Adopted at an early age by a wealthy family, Jake Davis has always seemed to have an easy life. Even in college he was blessed with good grades and an apparently clear path to a pro football career. Good thing his best friend keeps hanging around to keep his head from getting too swollen.
Zakiya Incekara has always been…odd. Being fluent in six languages and having a flair for international cooking should open the world to him, but those skills leave him isolated.
When Jake sees Zak for the first time, with water beading down his slender form, something inside him shifts, and it hungers for Zak. To have him. To claim him. And Jake knows that whatever it is, it won’t be denied.
When they are approached by a man who claims knowledge of a secret past they share, Jake and Zak are thrust into a world they would never have believed existed. The forests of Alaska might seem an odd place to find your destiny, but these men will meet the challenges head on, as they learn that sometimes you have to make sacrifices to be Protector of the Alpha.
Jake turned from the bar, and Zak watched as the bright smile turn into a sneer. He dropped the tray, the catfish crashing to the floor, before he stalked to where Zak sat. Jake grabbed a man, probably about forty, by his throat and pushed him against the wall.
“You don’t so much as breathe near him,” Jake snarled.
The man looked cool as he smiled and croaked out. “You are everything I had heard you would be, and more, my lord.”
This is the first instalment of a brand new shifter series by Parker Williams, and as a fan of shifter stories I was really looking forward to seeing what he brought to the table. It’s got some familiar tropes (instant mate attraction via delicious scent for example) but it also offers up some that are not so familiar and mixes in some new, so that what we get is a shifter story that is both familiar and that little bit different. I quite liked how he wove active magic in with the mythos of his world.
Featuring young men at university, the main characters are brash, often insecure, filled with bravado and uncertainties, and of course, not immune to being horny. Williams manages to capture the essence of what it is to be a barely minted adult without homogenising any of the group or reverting to stereotypes. Zak in particular was an interesting character, with his upbringing handing him multilingual ability and a broad knowledge of international customs and cookery, but lacking in interpersonal social skills and a penchant for overly correct speech.

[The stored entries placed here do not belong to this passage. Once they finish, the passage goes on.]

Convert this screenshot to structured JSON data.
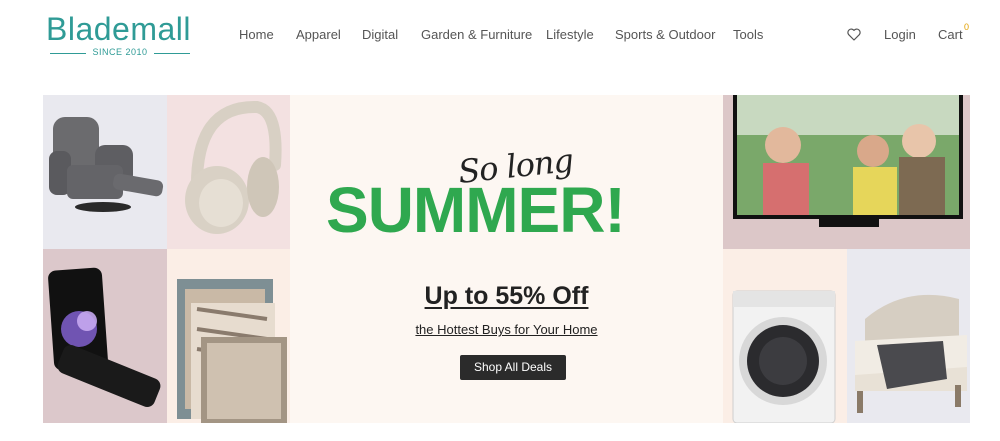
{
  "logo": {
    "word": "Blademall",
    "tagline": "SINCE 2010"
  },
  "nav": {
    "items": [
      "Home",
      "Apparel",
      "Digital",
      "Garden & Furniture",
      "Lifestyle",
      "Sports & Outdoor",
      "Tools"
    ]
  },
  "header_right": {
    "wishlist_icon": "heart-icon",
    "login": "Login",
    "cart": "Cart",
    "cart_count": "0"
  },
  "banner": {
    "script_text": "So long",
    "headline": "SUMMER!",
    "offer": "Up to 55% Off",
    "subline": "the Hottest Buys for Your Home",
    "cta": "Shop All Deals"
  },
  "colors": {
    "brand": "#2f9b96",
    "headline": "#2fa84f",
    "cta_bg": "#2b2b2b",
    "cart_count": "#e2a100"
  },
  "product_images": [
    "recliner-chair",
    "headphones",
    "foldable-phone",
    "area-rugs",
    "television",
    "washing-machine",
    "upholstered-bed"
  ]
}
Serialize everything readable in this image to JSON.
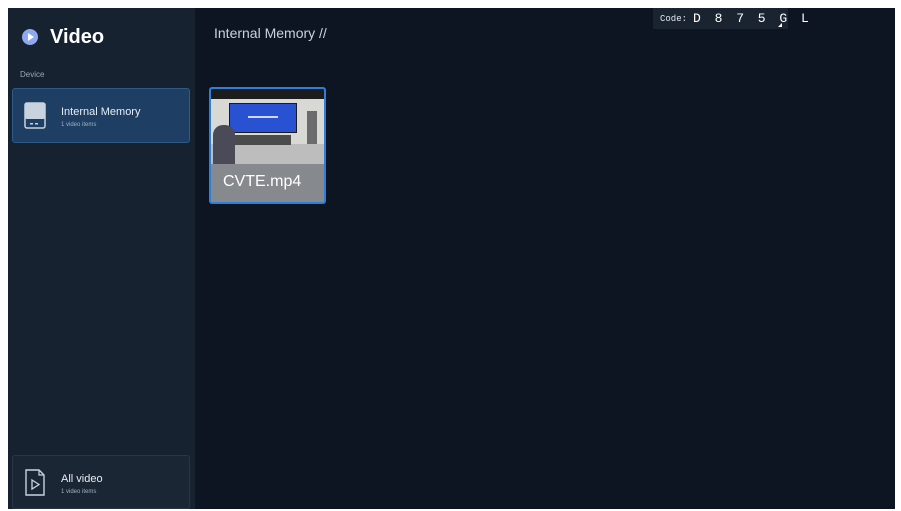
{
  "app": {
    "title": "Video"
  },
  "sidebar": {
    "section_label": "Device",
    "items": [
      {
        "label": "Internal Memory",
        "sublabel": "1 video items",
        "icon": "storage-icon",
        "selected": true
      },
      {
        "label": "All video",
        "sublabel": "1 video items",
        "icon": "video-file-icon",
        "selected": false
      }
    ]
  },
  "breadcrumb": "Internal Memory //",
  "code": {
    "label": "Code:",
    "value": "D 8 7 5 G L"
  },
  "files": [
    {
      "name": "CVTE.mp4",
      "selected": true
    }
  ],
  "colors": {
    "background": "#0c1521",
    "sidebar": "#172231",
    "selected_item": "#1e3f63",
    "accent": "#2f7fd8",
    "brand_icon": "#8fa8f0"
  }
}
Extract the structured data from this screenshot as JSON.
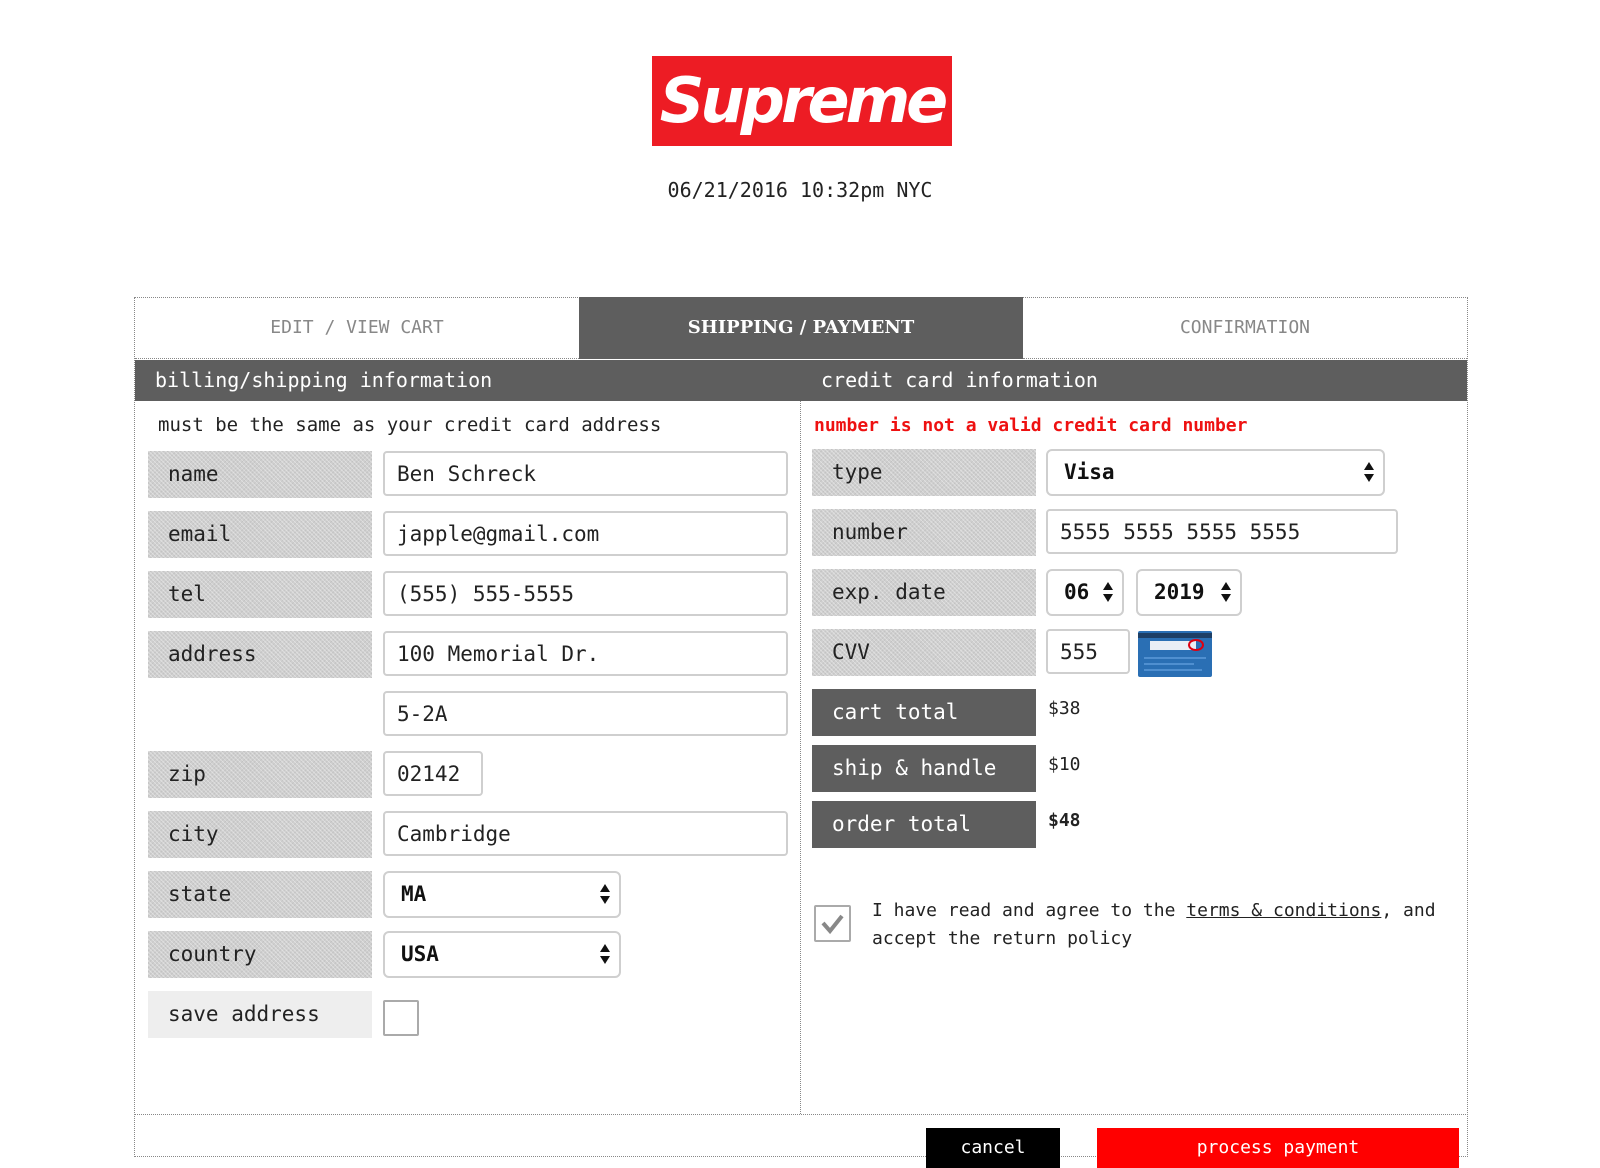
{
  "logo": {
    "text": "Supreme",
    "color": "#ed1c24"
  },
  "datetime": "06/21/2016 10:32pm NYC",
  "tabs": [
    {
      "label": "EDIT / VIEW CART",
      "active": false
    },
    {
      "label": "SHIPPING / PAYMENT",
      "active": true
    },
    {
      "label": "CONFIRMATION",
      "active": false
    }
  ],
  "billing": {
    "title": "billing/shipping information",
    "note": "must be the same as your credit card address",
    "fields": {
      "name": {
        "label": "name",
        "value": "Ben Schreck"
      },
      "email": {
        "label": "email",
        "value": "japple@gmail.com"
      },
      "tel": {
        "label": "tel",
        "value": "(555) 555-5555"
      },
      "address": {
        "label": "address",
        "value": "100 Memorial Dr.",
        "value2": "5-2A"
      },
      "zip": {
        "label": "zip",
        "value": "02142"
      },
      "city": {
        "label": "city",
        "value": "Cambridge"
      },
      "state": {
        "label": "state",
        "value": "MA"
      },
      "country": {
        "label": "country",
        "value": "USA"
      },
      "save_address": {
        "label": "save address",
        "checked": false
      }
    }
  },
  "card": {
    "title": "credit card information",
    "error": "number is not a valid credit card number",
    "error_color": "#ee1111",
    "fields": {
      "type": {
        "label": "type",
        "value": "Visa"
      },
      "number": {
        "label": "number",
        "value": "5555 5555 5555 5555"
      },
      "exp": {
        "label": "exp. date",
        "month": "06",
        "year": "2019"
      },
      "cvv": {
        "label": "CVV",
        "value": "555"
      }
    },
    "totals": {
      "cart_total": {
        "label": "cart total",
        "value": "$38"
      },
      "ship_handle": {
        "label": "ship & handle",
        "value": "$10"
      },
      "order_total": {
        "label": "order total",
        "value": "$48"
      }
    },
    "agree": {
      "checked": true,
      "text_before": "I have read and agree to the ",
      "link": "terms & conditions",
      "text_after": ", and accept the return policy"
    }
  },
  "buttons": {
    "cancel": "cancel",
    "process": "process payment"
  }
}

The hows and whys of how Zak, Jake, and jake’s best friend Casey came to cross paths and attend the same university turns out to have been years in the making. They discover they are important chess pieces in an epic struggle to reclaim the pack they never knew they had back from a power crazed alpha. And I do mean crazed- this is one seriously twisted power sociopath they find themselves up against. How twisted? Twisted every bit as bad as some of the worst in Game of Thrones.
My only personal niggle was how the final boss fight played out. With the big lead in to the death match, the fight scene itself seemed to be over far too quickly. The ending is in itself satisfying with just enough of a lead in to the next book in the series that I was left hungry for the next volume without feeling left on too huge a cliffhanger without resolution to this volume’s main plot line.